L'origami est donc plus qu'une technique ancestrale, pan de la civilisation japonaise à part entière, il sait aussi parfaitement s'adapter à son époque.
L'aventure du papier, sa conquête du monde, sa métamorphose et ses évolutions techniques, autorisèrent cette adaptation. En effet, si à ses débuts l'origami était un art coûteux, la diffusion et la « vulgarisation » du papier démocratisèrent la pratique du pliage, ouvrant ainsi la porte à un renouvellement foisonnant et ininterrompu jusqu'au début du XXe siècle où des artistes créèrent alors en origami des pièces originales considérées non plus comme des exemples d'art appliqué mais comme des œuvres d'art à part entière.

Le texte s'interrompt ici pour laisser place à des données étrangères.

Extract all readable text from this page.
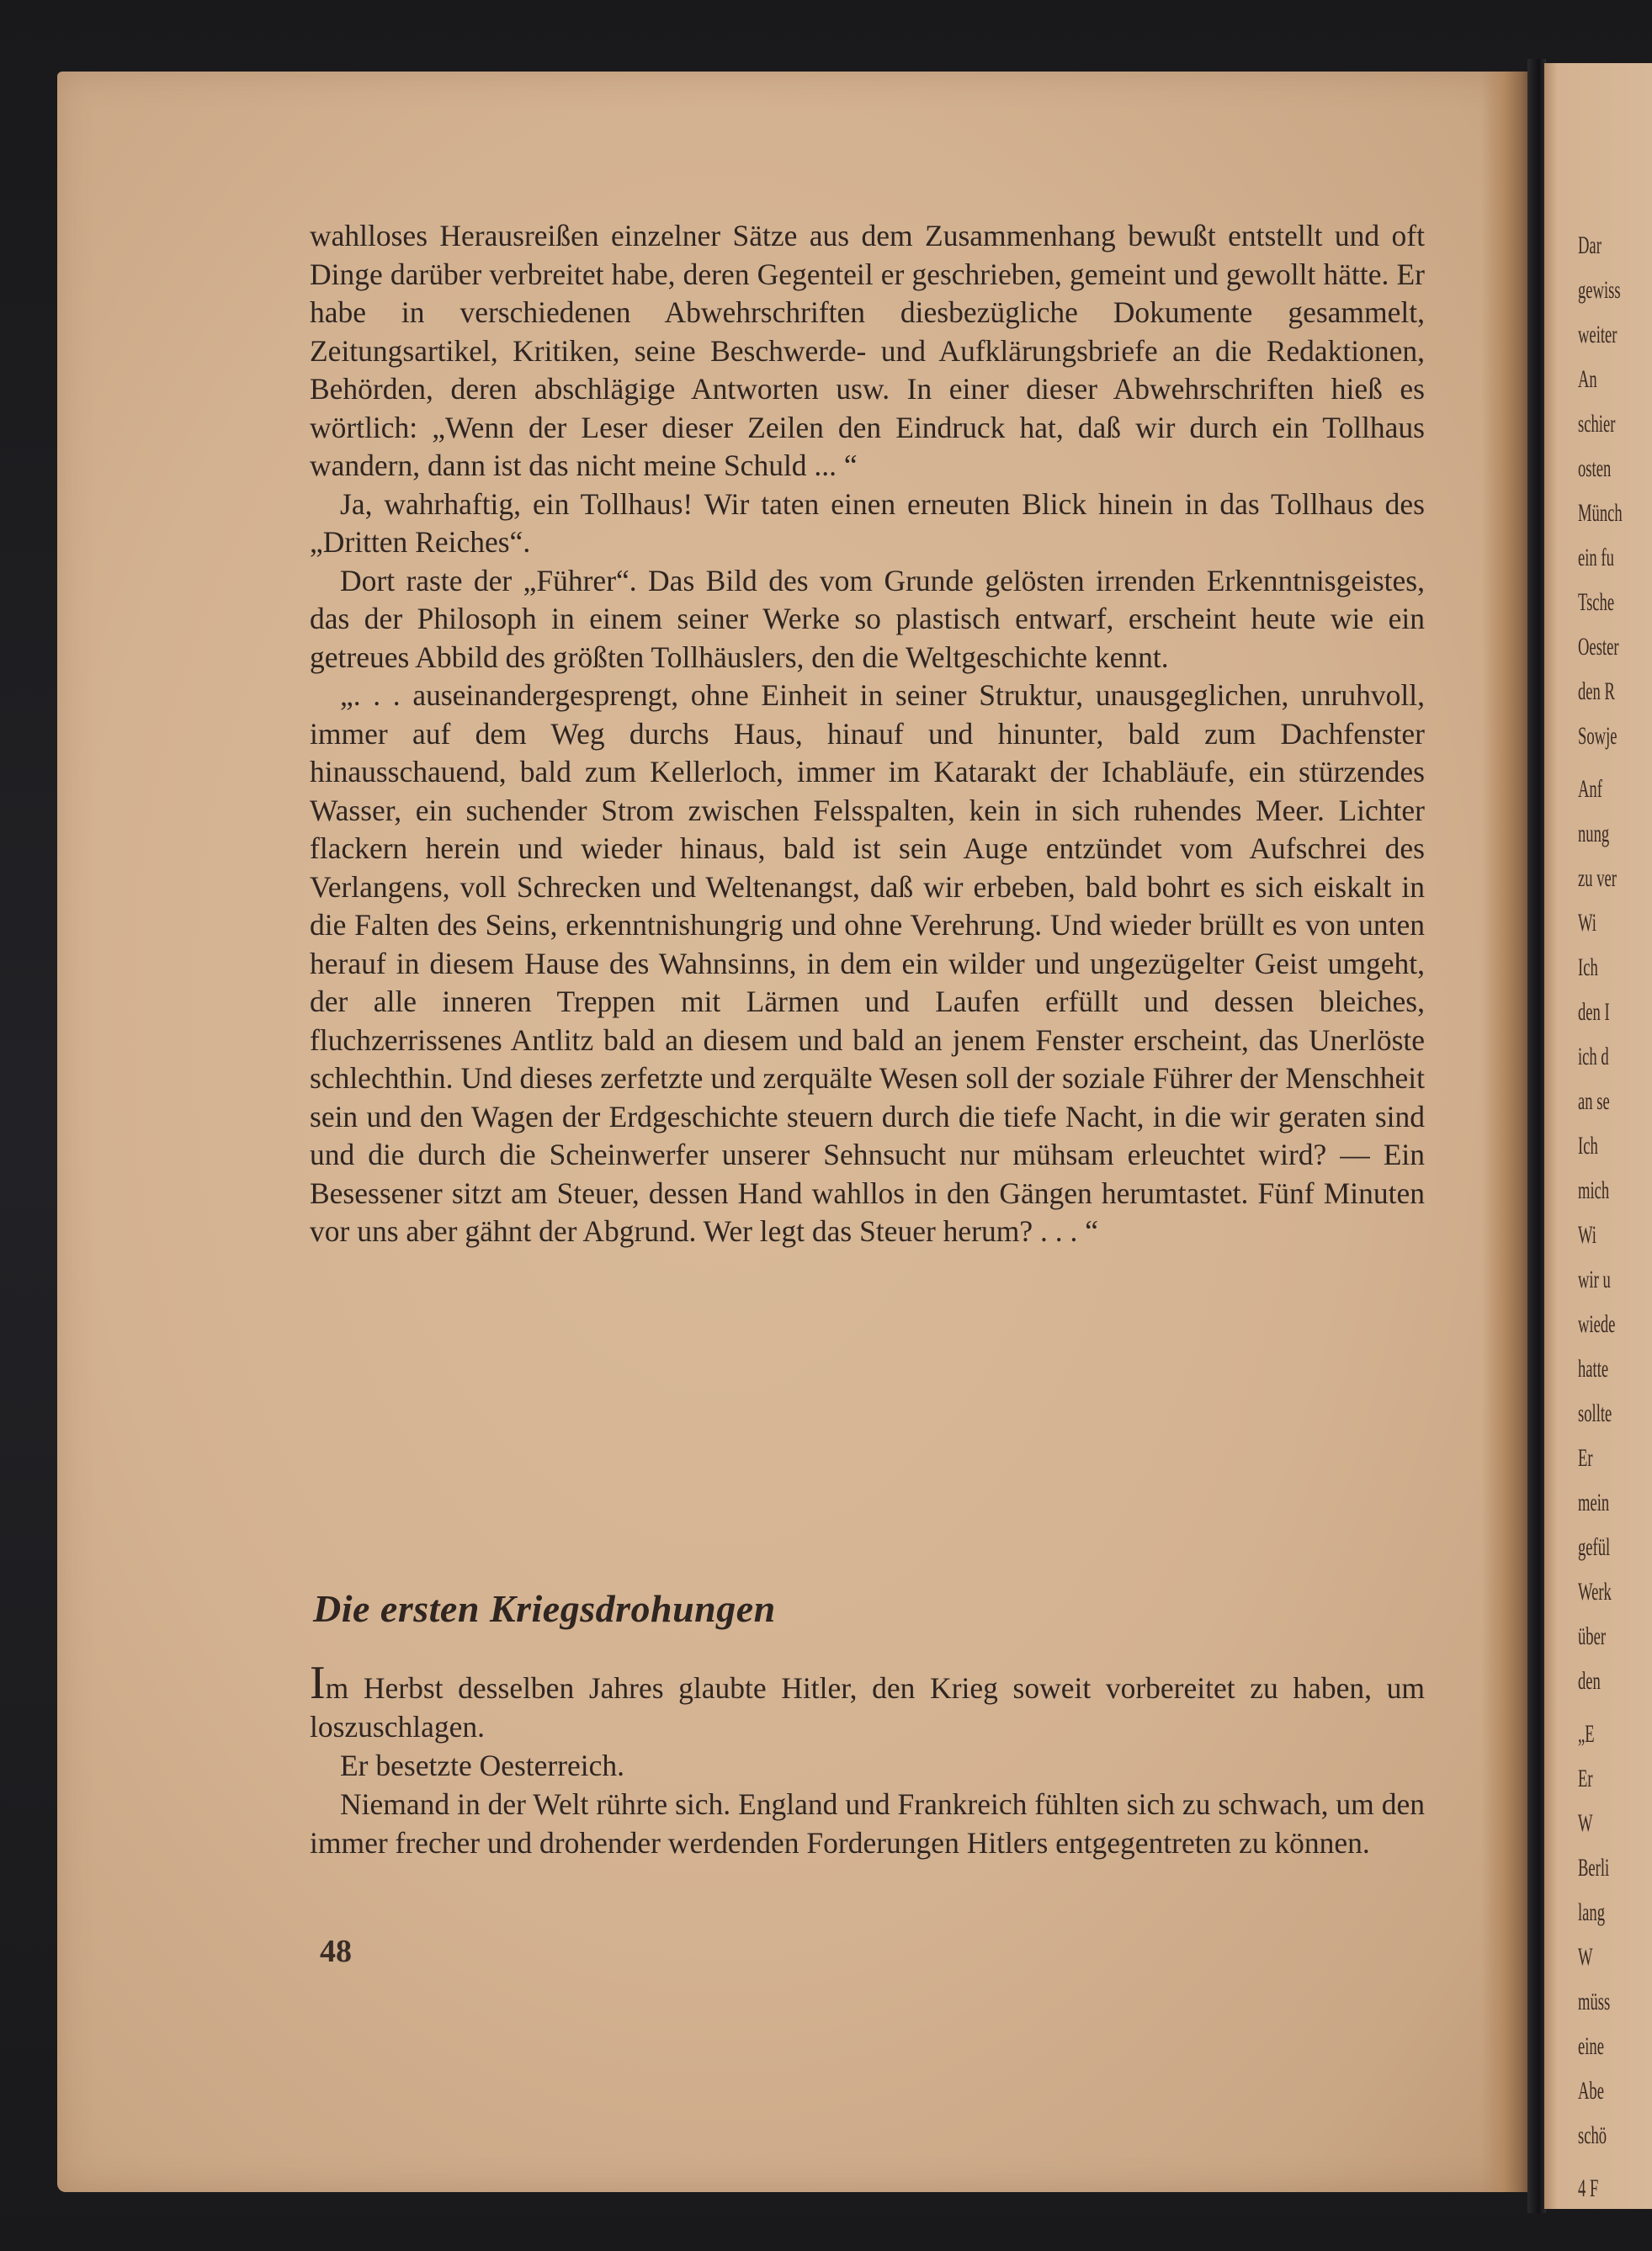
Dar

gewiss

weiter

An

schier

osten

Münch

ein fu

Tsche

Oester

den R

Sowje

Anf

nung

zu ver

Wi

Ich

den I

ich d

an se

Ich

mich

Wi

wir u

wiede

hatte

sollte

Er

mein

gefül

Werk

über

den

„E

Er

W

Berli

lang

W

müss

eine

Abe

schö

4 F

wahlloses Herausreißen einzelner Sätze aus dem Zusammenhang bewußt entstellt und oft Dinge darüber verbreitet habe, deren Gegenteil er geschrieben, gemeint und gewollt hätte. Er habe in verschiedenen Abwehrschriften diesbezügliche Dokumente gesammelt, Zeitungsartikel, Kritiken, seine Beschwerde- und Aufklärungsbriefe an die Redaktionen, Behörden, deren abschlägige Antworten usw. In einer dieser Abwehrschriften hieß es wörtlich: „Wenn der Leser dieser Zeilen den Eindruck hat, daß wir durch ein Tollhaus wandern, dann ist das nicht meine Schuld ... “

Ja, wahrhaftig, ein Tollhaus! Wir taten einen erneuten Blick hinein in das Tollhaus des „Dritten Reiches“.

Dort raste der „Führer“. Das Bild des vom Grunde gelösten irrenden Erkenntnisgeistes, das der Philosoph in einem seiner Werke so plastisch entwarf, erscheint heute wie ein getreues Abbild des größten Tollhäuslers, den die Weltgeschichte kennt.

„. . . auseinandergesprengt, ohne Einheit in seiner Struktur, unausgeglichen, unruhvoll, immer auf dem Weg durchs Haus, hinauf und hinunter, bald zum Dachfenster hinausschauend, bald zum Kellerloch, immer im Katarakt der Ichabläufe, ein stürzendes Wasser, ein suchender Strom zwischen Felsspalten, kein in sich ruhendes Meer. Lichter flackern herein und wieder hinaus, bald ist sein Auge entzündet vom Aufschrei des Verlangens, voll Schrecken und Weltenangst, daß wir erbeben, bald bohrt es sich eiskalt in die Falten des Seins, erkenntnishungrig und ohne Verehrung. Und wieder brüllt es von unten herauf in diesem Hause des Wahnsinns, in dem ein wilder und ungezügelter Geist umgeht, der alle inneren Treppen mit Lärmen und Laufen erfüllt und dessen bleiches, fluchzerrissenes Antlitz bald an diesem und bald an jenem Fenster erscheint, das Unerlöste schlechthin. Und dieses zerfetzte und zerquälte Wesen soll der soziale Führer der Menschheit sein und den Wagen der Erdgeschichte steuern durch die tiefe Nacht, in die wir geraten sind und die durch die Scheinwerfer unserer Sehnsucht nur mühsam erleuchtet wird? — Ein Besessener sitzt am Steuer, dessen Hand wahllos in den Gängen herumtastet. Fünf Minuten vor uns aber gähnt der Abgrund. Wer legt das Steuer herum? . . . “

Die ersten Kriegsdrohungen

Im Herbst desselben Jahres glaubte Hitler, den Krieg soweit vorbereitet zu haben, um loszuschlagen.

Er besetzte Oesterreich.

Niemand in der Welt rührte sich. England und Frankreich fühlten sich zu schwach, um den immer frecher und drohender werdenden Forderungen Hitlers entgegentreten zu können.

48
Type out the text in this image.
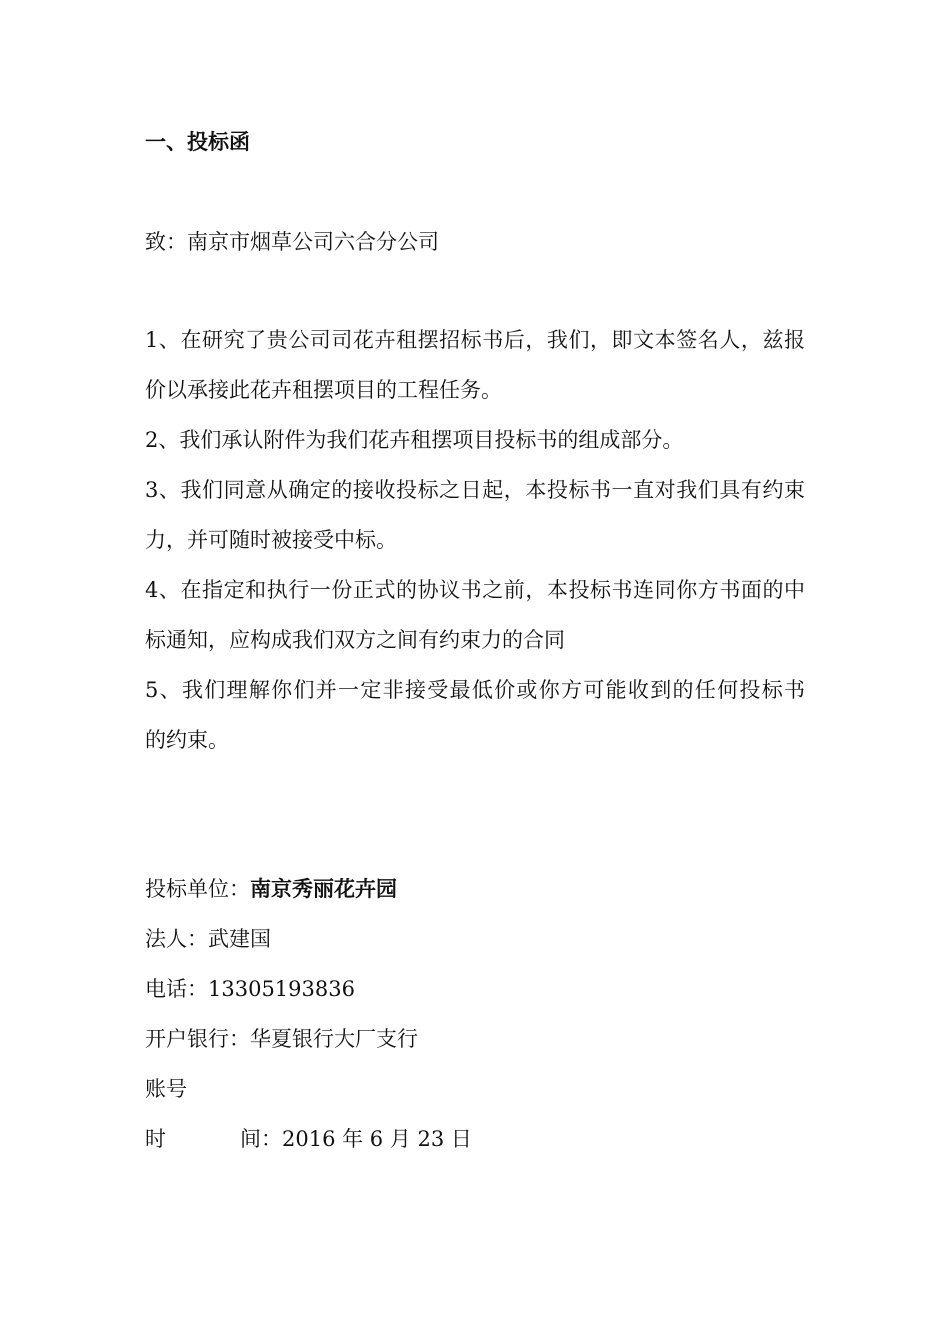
一、投标函
致：南京市烟草公司六合分公司
1、在研究了贵公司司花卉租摆招标书后，我们，即文本签名人，兹报
价以承接此花卉租摆项目的工程任务。
2、我们承认附件为我们花卉租摆项目投标书的组成部分。
3、我们同意从确定的接收投标之日起，本投标书一直对我们具有约束
力，并可随时被接受中标。
4、在指定和执行一份正式的协议书之前，本投标书连同你方书面的中
标通知，应构成我们双方之间有约束力的合同
5、我们理解你们并一定非接受最低价或你方可能收到的任何投标书
的约束。
投标单位：南京秀丽花卉园
法人：武建国
电话：13305193836
开户银行：华夏银行大厂支行
账号
时	间：2016 年 6 月 23 日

Akira Yoshizawa, notamment, créateur prolifique, inspira un renouveau profond de ce mode d'expression.

L'origami attire alors des amateurs du monde entier, il se complexifie et s'enrichit de papiers différents.

Le pliage humide permet à la réalisation de mieux conserver sa forme, les constructions modulaires, les Kusudama, dans lesquelles plusieurs origamis sont assemblés font florès. Cette complexité s'intensifie encore à partir des années quatre-vingt, grâce à l'étude mathématique des pliages qui remet en cause les techniques traditionnelles anciennes de construction linéaire.